Gemeinsam Sport zu treiben, eine Laufrunde zu zweit, eine Radtour mit der Familie, eine Wanderung in der Gruppe, bildet eine ideale Schnittstelle für beide Gesunderhaltungsstrategien. Haller-Knopp schwärmt: „Die Pflege von guten Beziehungen beim gemeinsamen Ausüben von Bewegung ist die Essenz der emotionalen, aber auch mentalen Gesunderhaltung!“ Eine wichtige Rolle nimmt dabei auch die Natur ein. Laufen auf dem Laufband und Laufen in freier Natur haben nicht dieselbe Wirkung. „Die Umgebungsschwingungen der Natur sind ausgesprochen heilsam für uns“, erklärt die Expertin einen Punkt, der auch ein Grundpfeiler in ihrer Arbeit mit Patient*innen in der Praxis ist: „Die gemeinsame Arbeit in der Therapie hat keinen Sinn, wenn meine Patient*innen nicht regelmäßig an der frischen Luft sind!“


Das Gemeinsame ist ein Anreiz

Du verspürst jetzt den Drang mit dem Laufen zu beginnen? Mehr Zeit aktiv und in der Natur zu verbringen? Das Miteinander im freundschaftlichem Kontakt bietet die optimale Voraussetzung, die bekannten Eingangshürden mit der Motivation zu meistern. Fixe Verabredungen mit einer Freundin oder einem Freund lässt unser beziehungsorientiertes Denken nur schwer absagen, wir wollen naturgemäß andere nicht enttäuschen. Und so wird aus singulären „Lauf-Dates“ rasch Routine. Siebenmal sei ein gezielter Anstoß, eine Motivationshilfe wichtig, erklärt die Psychotherapeutin. Dann führt die neurologische Bahnung dazu, dass Verhalten mit all seinen Eigenschaften und Erfahrungen abgespeichert wird. Eben auch die Erkenntnis, dass regelmäßige sportliche Bewegung das individuelle Wohlbefinden steigert.

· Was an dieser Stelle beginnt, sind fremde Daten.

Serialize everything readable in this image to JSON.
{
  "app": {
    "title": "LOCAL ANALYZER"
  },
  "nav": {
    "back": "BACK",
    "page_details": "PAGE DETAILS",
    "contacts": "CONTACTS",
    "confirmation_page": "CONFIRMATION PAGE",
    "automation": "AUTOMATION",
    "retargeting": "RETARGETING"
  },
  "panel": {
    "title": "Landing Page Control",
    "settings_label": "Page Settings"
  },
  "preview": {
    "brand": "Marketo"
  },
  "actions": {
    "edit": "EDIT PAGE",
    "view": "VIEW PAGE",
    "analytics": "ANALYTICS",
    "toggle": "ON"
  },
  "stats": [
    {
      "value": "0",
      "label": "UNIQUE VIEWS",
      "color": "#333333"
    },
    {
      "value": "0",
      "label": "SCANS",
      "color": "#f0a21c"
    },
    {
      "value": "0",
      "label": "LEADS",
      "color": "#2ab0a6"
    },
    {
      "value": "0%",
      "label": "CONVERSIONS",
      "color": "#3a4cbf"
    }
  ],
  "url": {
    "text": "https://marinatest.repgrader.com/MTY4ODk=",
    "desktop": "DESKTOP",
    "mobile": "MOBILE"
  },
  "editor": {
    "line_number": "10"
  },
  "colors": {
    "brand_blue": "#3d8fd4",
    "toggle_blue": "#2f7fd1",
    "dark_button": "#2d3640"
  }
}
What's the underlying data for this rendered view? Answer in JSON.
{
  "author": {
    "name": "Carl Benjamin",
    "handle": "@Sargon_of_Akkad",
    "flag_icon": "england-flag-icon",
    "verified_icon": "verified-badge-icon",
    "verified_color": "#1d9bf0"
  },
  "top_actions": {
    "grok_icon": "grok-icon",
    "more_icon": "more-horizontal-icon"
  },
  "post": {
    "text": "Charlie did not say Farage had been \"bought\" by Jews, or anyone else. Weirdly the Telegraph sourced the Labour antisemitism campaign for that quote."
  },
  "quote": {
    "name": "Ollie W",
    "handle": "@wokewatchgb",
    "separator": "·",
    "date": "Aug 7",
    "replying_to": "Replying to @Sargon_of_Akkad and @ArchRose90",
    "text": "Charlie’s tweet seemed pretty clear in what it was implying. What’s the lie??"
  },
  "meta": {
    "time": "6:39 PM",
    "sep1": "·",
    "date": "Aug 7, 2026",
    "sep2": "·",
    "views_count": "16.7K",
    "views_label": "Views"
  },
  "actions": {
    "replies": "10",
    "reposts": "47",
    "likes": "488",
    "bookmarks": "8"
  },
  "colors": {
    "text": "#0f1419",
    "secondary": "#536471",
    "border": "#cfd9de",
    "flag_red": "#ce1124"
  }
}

Durch unsere Empathiefähigkeit hat das Miteinander einen weiteren, spannenden Vorteil. Dank sogenannter Spiegelneuronen sind wir in der Lage, über Mitempfinden bei Handlungsausübung von anderen Prozesse im eigenen Körper anzuregen. Wir lassen uns anstecken, zum Beispiel von guter Laune. Sehen wir also eine zufriedene Läuferin oder einen zufriedenen Läufer, verspüren wir, sofern wir bereits Erfahrungen mit dem Laufen gemacht haben, einen positiven Reiz, spricht Haller-Knopp über ein faszinierendes Phänomen. Unser Mitspüren führt gar dazu, dass wir minimal mittrainieren, wenn wir jemanden beim Training zuschauen. Es ist also nicht nur das Laufen in Gemeinschaft per se, das ansteckend wirkt, sondern auch unsere Laufpartner*innen. Eine echte Win-Win-Situation!


Dieser Artikel erschien am 3. März 2023 in der SN-Beilage „Startklar“.